住宅地の中で大きなマンションを建築する際、隣近所との関係性はとても大切です。
本来であれば埋設管などもキレイに整理して建設すべきでしょうが、やむを得ない事情により近隣に配慮して建設したことが分かります。
対象物件の東側近隣住民のプライバシー保護のため、●号室、●号室の東側の窓の一部はワイヤー入り型板ガラスとして、さらにその外側に同素材の目隠しスクリーンを設置すること。

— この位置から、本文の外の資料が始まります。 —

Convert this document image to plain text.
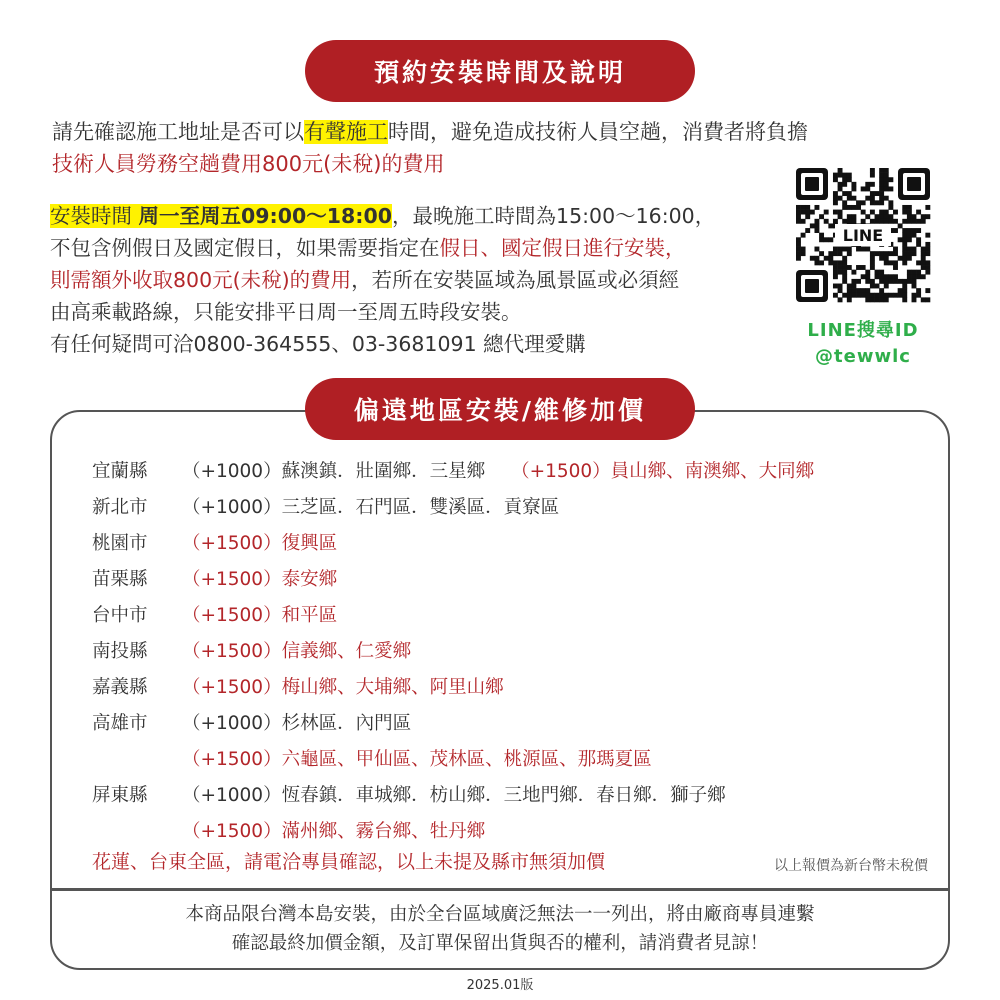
預約安裝時間及說明
請先確認施工地址是否可以有聲施工時間，避免造成技術人員空趟，消費者將負擔
技術人員勞務空趟費用800元(未稅)的費用
安裝時間 周一至周五09:00～18:00，最晚施工時間為15:00～16:00，
不包含例假日及國定假日，如果需要指定在假日、國定假日進行安裝，
則需額外收取800元(未稅)的費用，若所在安裝區域為風景區或必須經
由高乘載路線，只能安排平日周一至周五時段安裝。
有任何疑問可洽0800-364555、03-3681091 總代理愛購
LINE
LINE搜尋ID
@tewwlc
偏遠地區安裝/維修加價
宜蘭縣	（+1000）蘇澳鎮．壯圍鄉．三星鄉 （+1500）員山鄉、南澳鄉、大同鄉
新北市	（+1000）三芝區．石門區．雙溪區．貢寮區
桃園市	（+1500）復興區
苗栗縣	（+1500）泰安鄉
台中市	（+1500）和平區
南投縣	（+1500）信義鄉、仁愛鄉
嘉義縣	（+1500）梅山鄉、大埔鄉、阿里山鄉
高雄市	（+1000）杉林區．內門區
（+1500）六龜區、甲仙區、茂林區、桃源區、那瑪夏區
屏東縣	（+1000）恆春鎮．車城鄉．枋山鄉．三地門鄉．春日鄉．獅子鄉
（+1500）滿州鄉、霧台鄉、牡丹鄉
花蓮、台東全區，請電洽專員確認，以上未提及縣市無須加價	以上報價為新台幣未稅價
本商品限台灣本島安裝，由於全台區域廣泛無法一一列出，將由廠商專員連繫
確認最終加價金額，及訂單保留出貨與否的權利，請消費者見諒！
2025.01版
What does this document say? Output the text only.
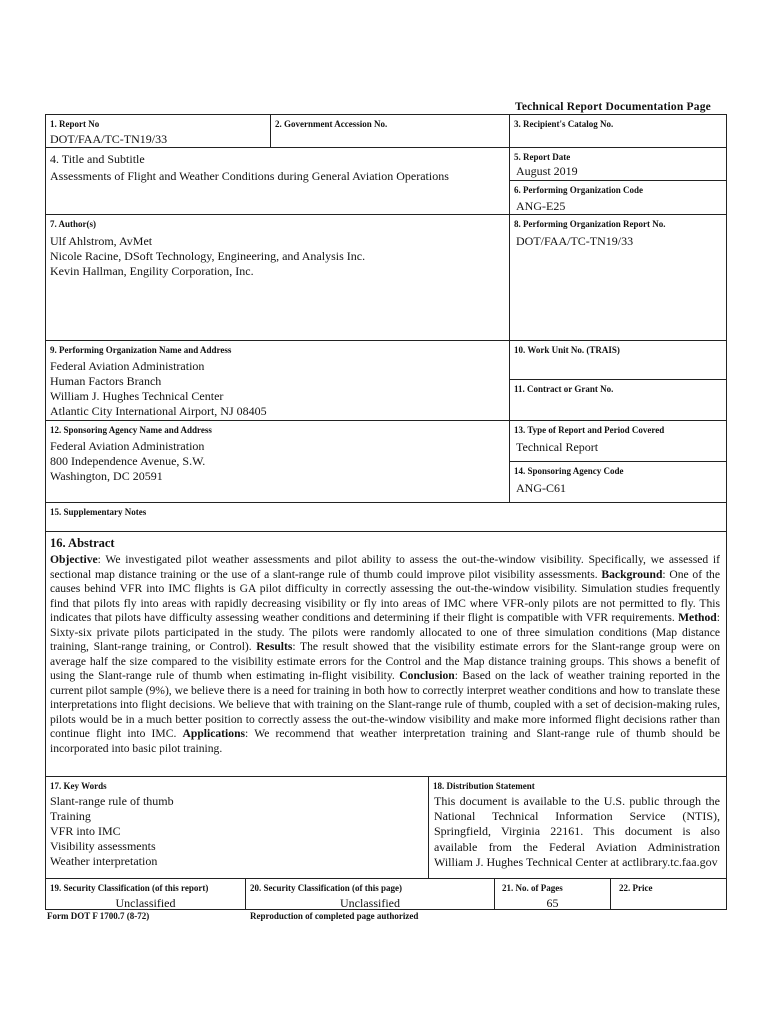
Technical Report Documentation Page
1. Report No
DOT/FAA/TC-TN19/33
2. Government Accession No.	3. Recipient's Catalog No.
4. Title and Subtitle
Assessments of Flight and Weather Conditions during General Aviation Operations
5. Report Date
August 2019
6. Performing Organization Code
ANG-E25
7. Author(s)
Ulf Ahlstrom, AvMet
Nicole Racine, DSoft Technology, Engineering, and Analysis Inc.
Kevin Hallman, Engility Corporation, Inc.
8. Performing Organization Report No.
DOT/FAA/TC-TN19/33
9. Performing Organization Name and Address
Federal Aviation Administration
Human Factors Branch
William J. Hughes Technical Center
Atlantic City International Airport, NJ 08405
10. Work Unit No. (TRAIS)
11. Contract or Grant No.
12. Sponsoring Agency Name and Address
Federal Aviation Administration
800 Independence Avenue, S.W.
Washington, DC 20591
13. Type of Report and Period Covered
Technical Report
14. Sponsoring Agency Code
ANG-C61
15. Supplementary Notes
16. Abstract
Objective: We investigated pilot weather assessments and pilot ability to assess the out-the-window visibility. Specifically, we assessed if sectional map distance training or the use of a slant-range rule of thumb could improve pilot visibility assessments. Background: One of the causes behind VFR into IMC flights is GA pilot difficulty in correctly assessing the out-the-window visibility. Simulation studies frequently find that pilots fly into areas with rapidly decreasing visibility or fly into areas of IMC where VFR-only pilots are not permitted to fly. This indicates that pilots have difficulty assessing weather conditions and determining if their flight is compatible with VFR requirements. Method: Sixty-six private pilots participated in the study. The pilots were randomly allocated to one of three simulation conditions (Map distance training, Slant-range training, or Control). Results: The result showed that the visibility estimate errors for the Slant-range group were on average half the size compared to the visibility estimate errors for the Control and the Map distance training groups. This shows a benefit of using the Slant-range rule of thumb when estimating in-flight visibility. Conclusion: Based on the lack of weather training reported in the current pilot sample (9%), we believe there is a need for training in both how to correctly interpret weather conditions and how to translate these interpretations into flight decisions. We believe that with training on the Slant-range rule of thumb, coupled with a set of decision-making rules, pilots would be in a much better position to correctly assess the out-the-window visibility and make more informed flight decisions rather than continue flight into IMC. Applications: We recommend that weather interpretation training and Slant-range rule of thumb should be incorporated into basic pilot training.
17. Key Words
Slant-range rule of thumb
Training
VFR into IMC
Visibility assessments
Weather interpretation
18. Distribution Statement
This document is available to the U.S. public through the National Technical Information Service (NTIS), Springfield, Virginia 22161. This document is also available from the Federal Aviation Administration William J. Hughes Technical Center at actlibrary.tc.faa.gov
19. Security Classification (of this report)
Unclassified
20. Security Classification (of this page)
Unclassified
21. No. of Pages
65
22. Price
Form DOT F 1700.7 (8-72)	Reproduction of completed page authorized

また、将来これらを変更することができない。
プライバシー保護の観点から窓の仕様や目隠しをすることが決められていることは珍しいことではありません。
本物件建物のうち、隣接する2住戸を購入した場合、買主の要望により、建築基準法等関係法令に抵触しない範囲内で住戸間の界壁の一部に開口部を設け、2住戸を1住戸に変更する場合があること。
まれに、2住戸の室内が扉一枚隔てて繋がっていることがあります。
分譲時に2部屋を購入した人だけができる特別仕様ということですね。
ご紹介したものはほんの一部です。
管理規約はどのマンションも同じ、と決めつけずに最初から最後まで目を通してみてください。
購入時の参考になる記載が見つかるかもしれませんよ。